Shouldn't this be looking in the class template itself? It doesn't seem correct to use things like this->hasConstexprDefaultConstructor() from here, because we've not finished gathering the data that contributes to that function's return value yet.

That said... I don't think that changing DefaultedDefaultConstructorIsConstexpr can work here. Keep in mind that a class can have more than one default constructor, and in C++20 onwards can even have more than one defaulted default constructor. This flag needs to apply to all of them, and only some subset of them might have been declared as constexpr in the template from which they are instantiated. So this flag should be answering the question, "is a defaulted default constructor *implicitly* constexpr?", and any callers that are assuming that it means "will this particular defaulted default constructor be constexpr?" should be changed to take into account whether the default constructor is explicitly declared as constexpr.

clang/lib/Sema/SemaDeclCXX.cpp
7555–7556

It would be clearer and more in line with the wording to ask if MD is instantiated here, rather than to ask if the class is being instantiated (though the two are presumably equivalent because you can't instantiate a constructor template to form a special member function).

7576

I think we'll now treat instantiated constructors and non-instantiated ones differently here:

#ifdef TEMPLATE
template<typename T>
#endif
struct S {
  constexpr S() = default;
  TypeWithThrowingConstructor x;
};

In the templated case, the instantiation's constructor will be constexpr, but in the non-template case it won't be. That doesn't seem consistent. It would be cleaner and would probably require fewer special cases if we treated both cases the same: if you specify constexpr, you get a constexpr function, always, but we'll generate an error message if the function is non-templated and wouldn't have been implicitly constexpr.

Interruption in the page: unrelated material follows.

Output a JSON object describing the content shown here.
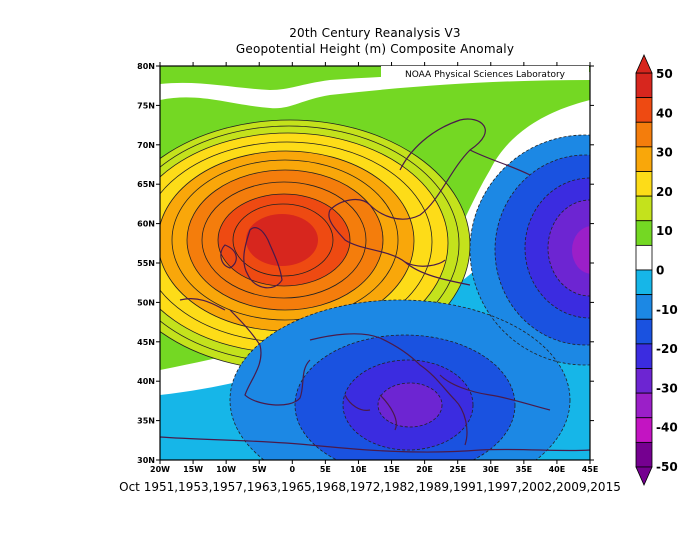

clang/test/SemaCXX/cxx2a-consteval.cpp
774

This diagnostic demonstrates that we're not doing the proper checking here: we do attempt to call a constexpr constructor that doesn't satisfy the constexpr requirements, even though we're not supposed to. IIRC we try to hand-wave our way to conformance here by saying that all of the things that cause a constexpr constructor to fail to satisfy the constexpr requirements would also cause evaluation to fail, but it'd be worth double-checking that (in particular: what happens if the class has a virtual base class?).